8. En quatrième lieu, aux termes de l’article 8 de la convention européenne de sauvegarde des droits de l’homme et des libertés fondamentales : « Toute personne a droit au respect de sa vie privée et familiale, de son domicile et de sa correspondance. (…)». Aux termes de l’article 6 de l’accord franco-algérien du 27 décembre 1968 : « (…) Le certificat de résidence d’un an portant la mention « vie privée et familiale » est délivré de plein droit : (…) 5. Au ressortissant algérien qui n’entre pas dans les catégories précédentes ou dans celles qui ouvrent droit au regroupement familial dont les liens personnels et familiaux en France sont tels que le refus d’autoriser son séjour porterait à son droit au respect de sa vie privée et familiale une atteinte disproportionnée au regard des motifs du refus (…) ».
9. Pour les mêmes motifs que ceux exposés au point 7, les moyens tirés de la méconnaissance des stipulations de l’article 8 de la convention européenne de sauvegarde des droits de l’homme et des libertés fondamentales et de l’article 6 de l’accord franco-algérien du 27 décembre 1968 ne peuvent qu’être écartés.
10. Il résulte de ce qui précède que la requête de M. C… doit être rejetée en toutes ses conclusions, y compris celles tendant à l’application des dispositions de l’article L. 761-1 du code de justice administrative.
D E C I D E :
Article 1er : La requête de M. C… est rejetée.

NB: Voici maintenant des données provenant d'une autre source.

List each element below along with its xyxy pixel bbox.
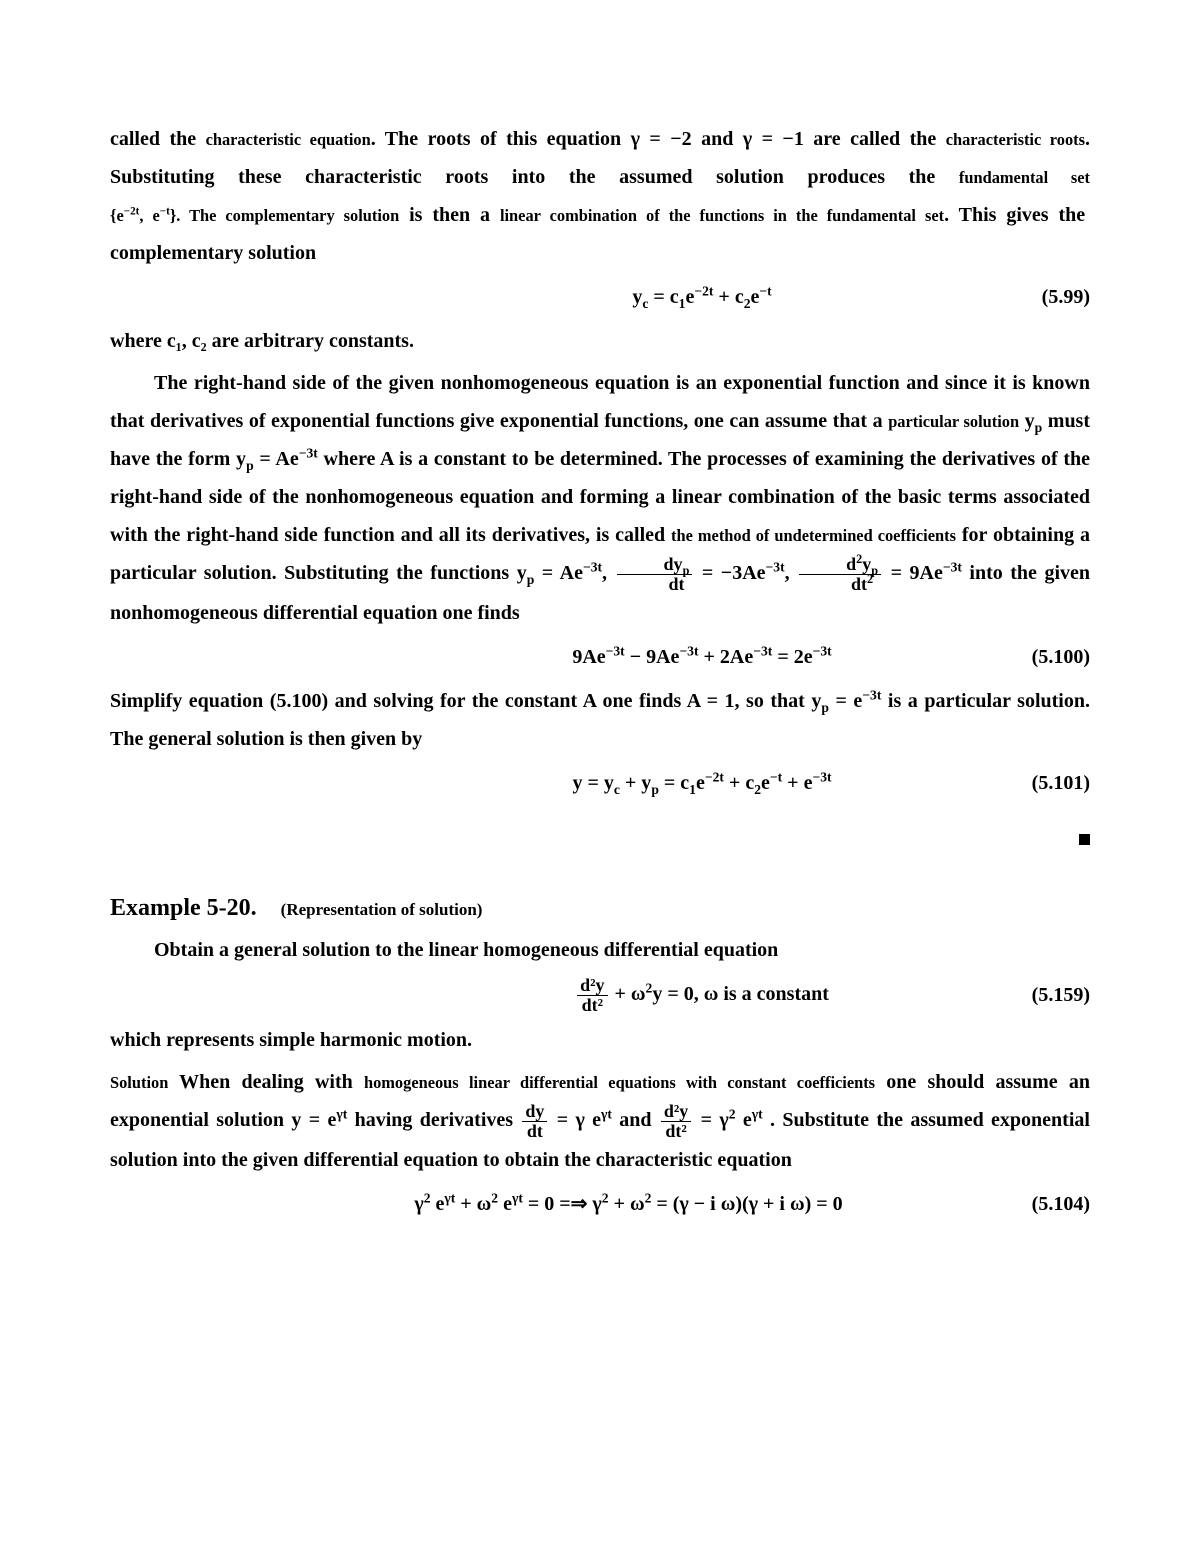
inline-derivatives: yp = Ae−3t, dypdt = −3Ae−3t, d2ypdt2 = 9… <box>517 562 970 584</box>
term-particular-solution: particular solution <box>888 412 1019 431</box>
equation-number: (5.100) <box>1000 638 1090 676</box>
example-subtitle: (Representation of solution) <box>281 900 483 919</box>
text: is then a <box>399 204 500 226</box>
term-fundamental-set: fundamental set <box>959 168 1090 187</box>
example-prompt: Obtain a general solution to the linear … <box>110 931 1090 969</box>
equation-body: 9Ae−3t − 9Ae−3t + 2Ae−3t = 2e−3t <box>404 638 1000 676</box>
equation-number: (5.99) <box>1000 278 1090 316</box>
example-number: Example 5-20. <box>110 895 257 921</box>
equation-number: (5.101) <box>1000 764 1090 802</box>
equation-body: d²ydt² + ω2y = 0, ω is a constant <box>404 975 1000 1015</box>
inline-derivatives-2: dydt = γ eγt and d²ydt² = γ2 eγt <box>520 1109 770 1131</box>
equation-5-101: y = yc + yp = c1e−2t + c2e−t + e−3t (5.1… <box>110 764 1090 802</box>
term-characteristic-equation: characteristic equation <box>206 130 371 149</box>
equation-number: (5.104) <box>1000 1185 1090 1223</box>
term-complementary-solution: complementary solution <box>225 206 399 225</box>
solution-label: Solution <box>110 1073 168 1092</box>
equation-number: (5.159) <box>1000 976 1090 1014</box>
equation-5-99: yc = c1e−2t + c2e−t (5.99) <box>110 278 1090 316</box>
equation-5-104: γ2 eγt + ω2 eγt = 0 =⇒ γ2 + ω2 = (γ − i … <box>110 1185 1090 1223</box>
equation-body: yc = c1e−2t + c2e−t <box>404 278 1000 316</box>
text: called the <box>110 128 206 150</box>
set-braces: {e−2t, e−t}. The <box>110 206 225 225</box>
qed-box-icon <box>1079 834 1090 845</box>
paragraph-3: The right-hand side of the given nonhomo… <box>110 364 1090 632</box>
paragraph-2: where c₁, c₂ are arbitrary constants. <box>110 322 1090 360</box>
text: yp <box>1019 410 1042 432</box>
paragraph-4: Simplify equation (5.100) and solving fo… <box>110 682 1090 758</box>
equation-body: γ2 eγt + ω2 eγt = 0 =⇒ γ2 + ω2 = (γ − i … <box>257 1185 1000 1223</box>
text: . The roots of this equation γ = −2 and … <box>371 128 946 150</box>
equation-body: y = yc + yp = c1e−2t + c2e−t + e−3t <box>404 764 1000 802</box>
paragraph-5: which represents simple harmonic motion. <box>110 1021 1090 1059</box>
term-characteristic-roots: characteristic roots <box>946 130 1085 149</box>
equation-5-100: 9Ae−3t − 9Ae−3t + 2Ae−3t = 2e−3t (5.100) <box>110 638 1090 676</box>
paragraph-1: called the characteristic equation. The … <box>110 120 1090 272</box>
text: When dealing with <box>168 1071 364 1093</box>
text: having derivatives <box>347 1109 520 1131</box>
paragraph-6: Solution When dealing with homogeneous l… <box>110 1063 1090 1179</box>
term-method-undetermined-coefficients: the method of undetermined coefficients <box>671 526 956 545</box>
term-homogeneous-linear: homogeneous linear differential equation… <box>364 1073 875 1092</box>
qed-marker <box>110 820 1090 858</box>
example-heading: Example 5-20. (Representation of solutio… <box>110 886 1090 932</box>
equation-5-159: d²ydt² + ω2y = 0, ω is a constant (5.159… <box>110 975 1090 1015</box>
text: Simplify equation (5.100) and solving fo… <box>110 690 881 712</box>
document-page: called the characteristic equation. The … <box>0 0 1200 1553</box>
term-linear-combination: linear combination of the functions in t… <box>500 206 944 225</box>
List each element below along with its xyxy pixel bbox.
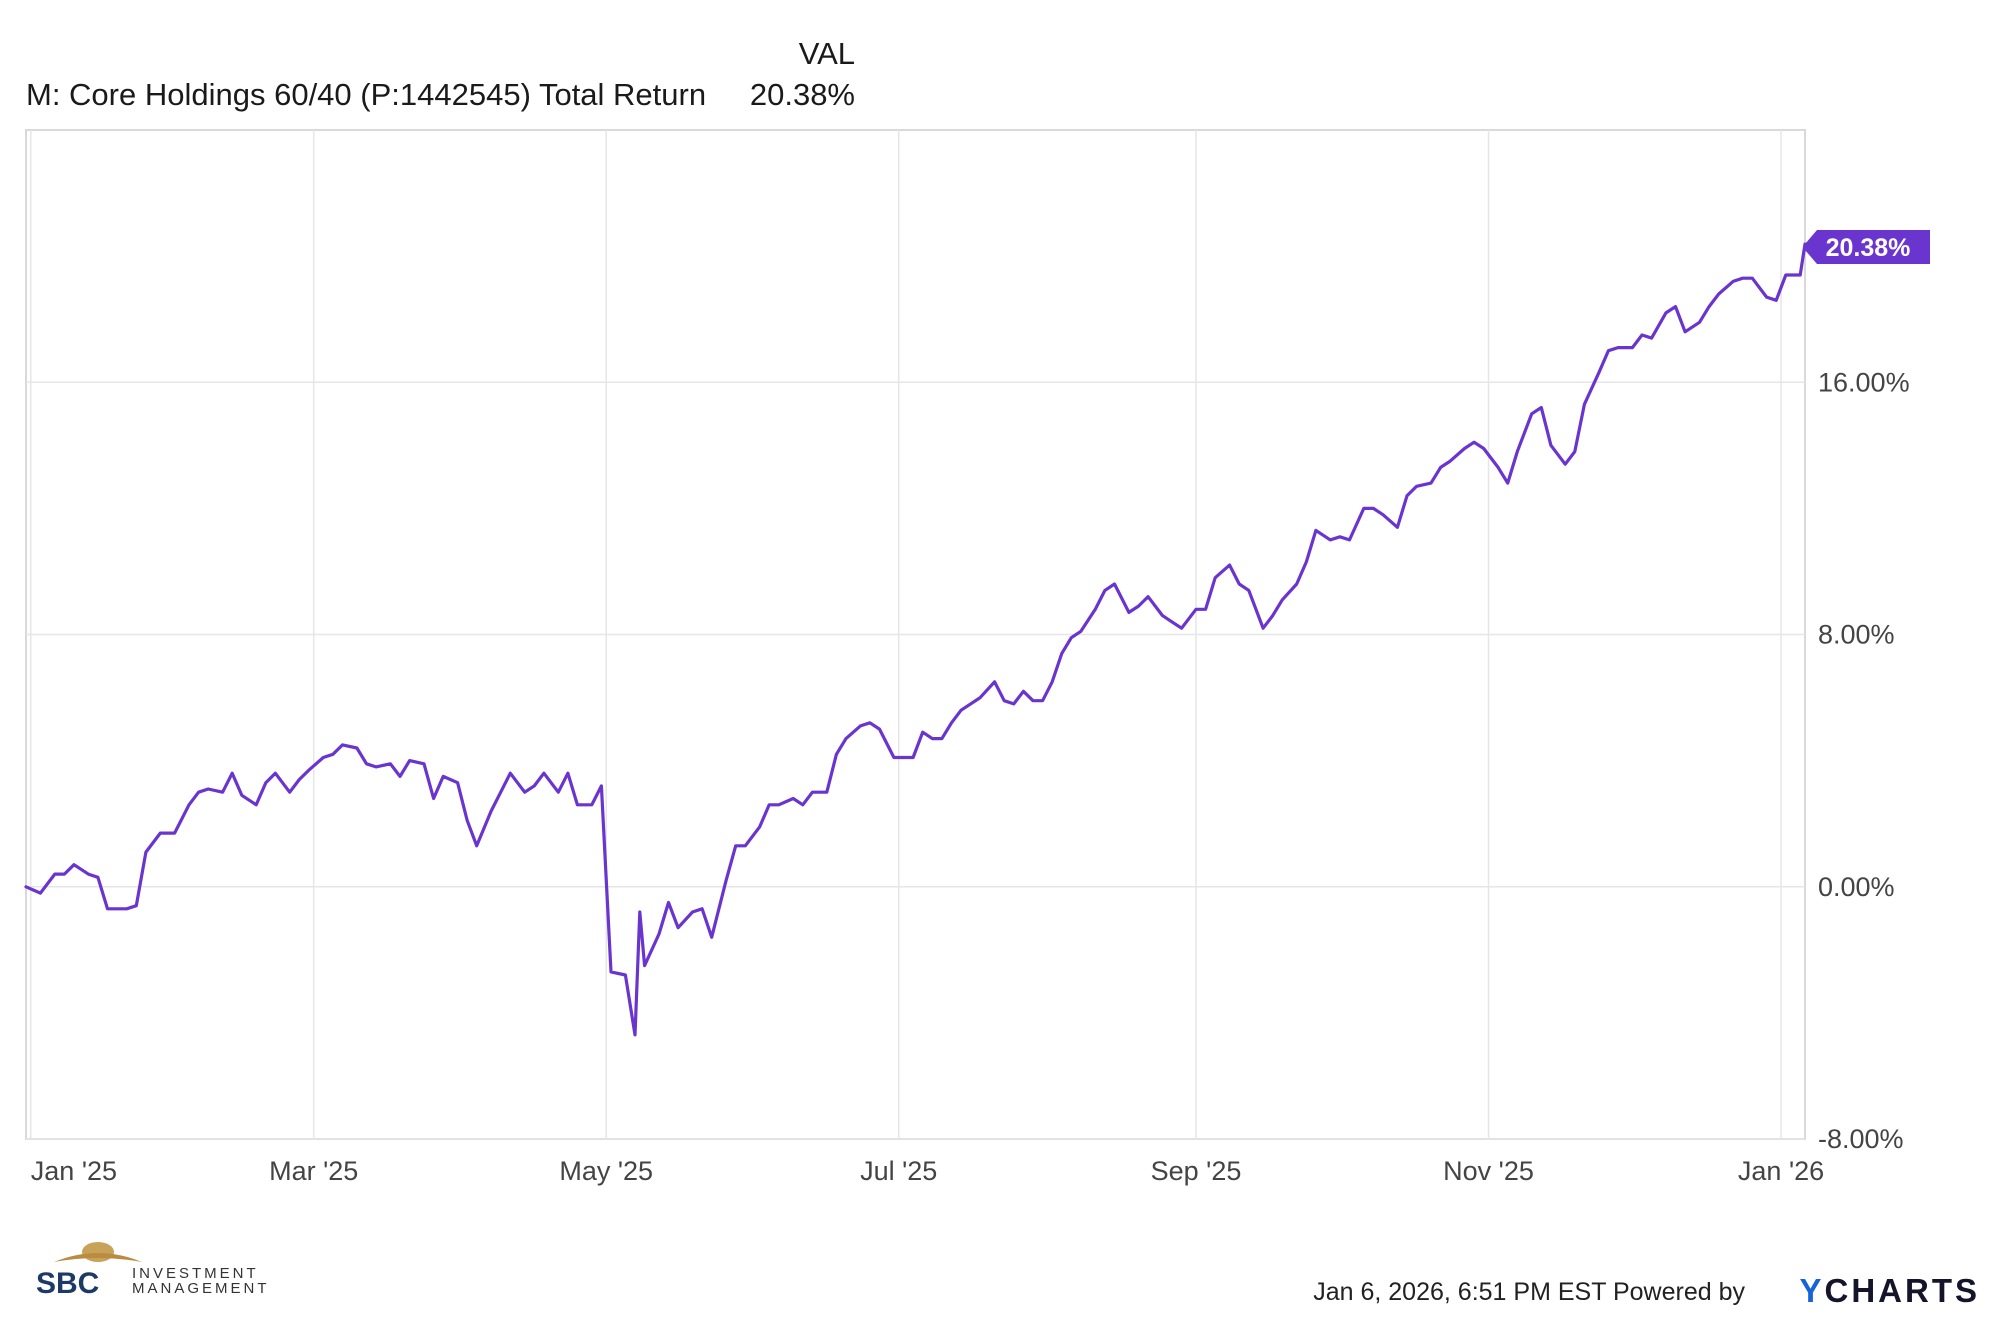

Article 2 : Le présent jugement sera notifié à M. A… C… et au préfet des Yvelines.
Délibéré après l’audience du 26 mars 2026, à laquelle siégeaient :
Mme Cayla, présidente-rapporteure,
M. Bélot, premier conseiller,
Mme Geismar, première conseillère,
Rendu public par mise à disposition au greffe le 9 avril 2026.
La présidente-rapporteure,
signé
F. Cayla
L’assesseur le plus ancien,
signé
S. Bélot
La greffière,
signé
A. Esteves
La République mande et ordonne au préfet des Yvelines en ce qui le concerne et à tous commissaires de justice à ce requis en ce qui concerne les voies de droit commun contre les parties privées, de pourvoir à l’exécution de la présente décision.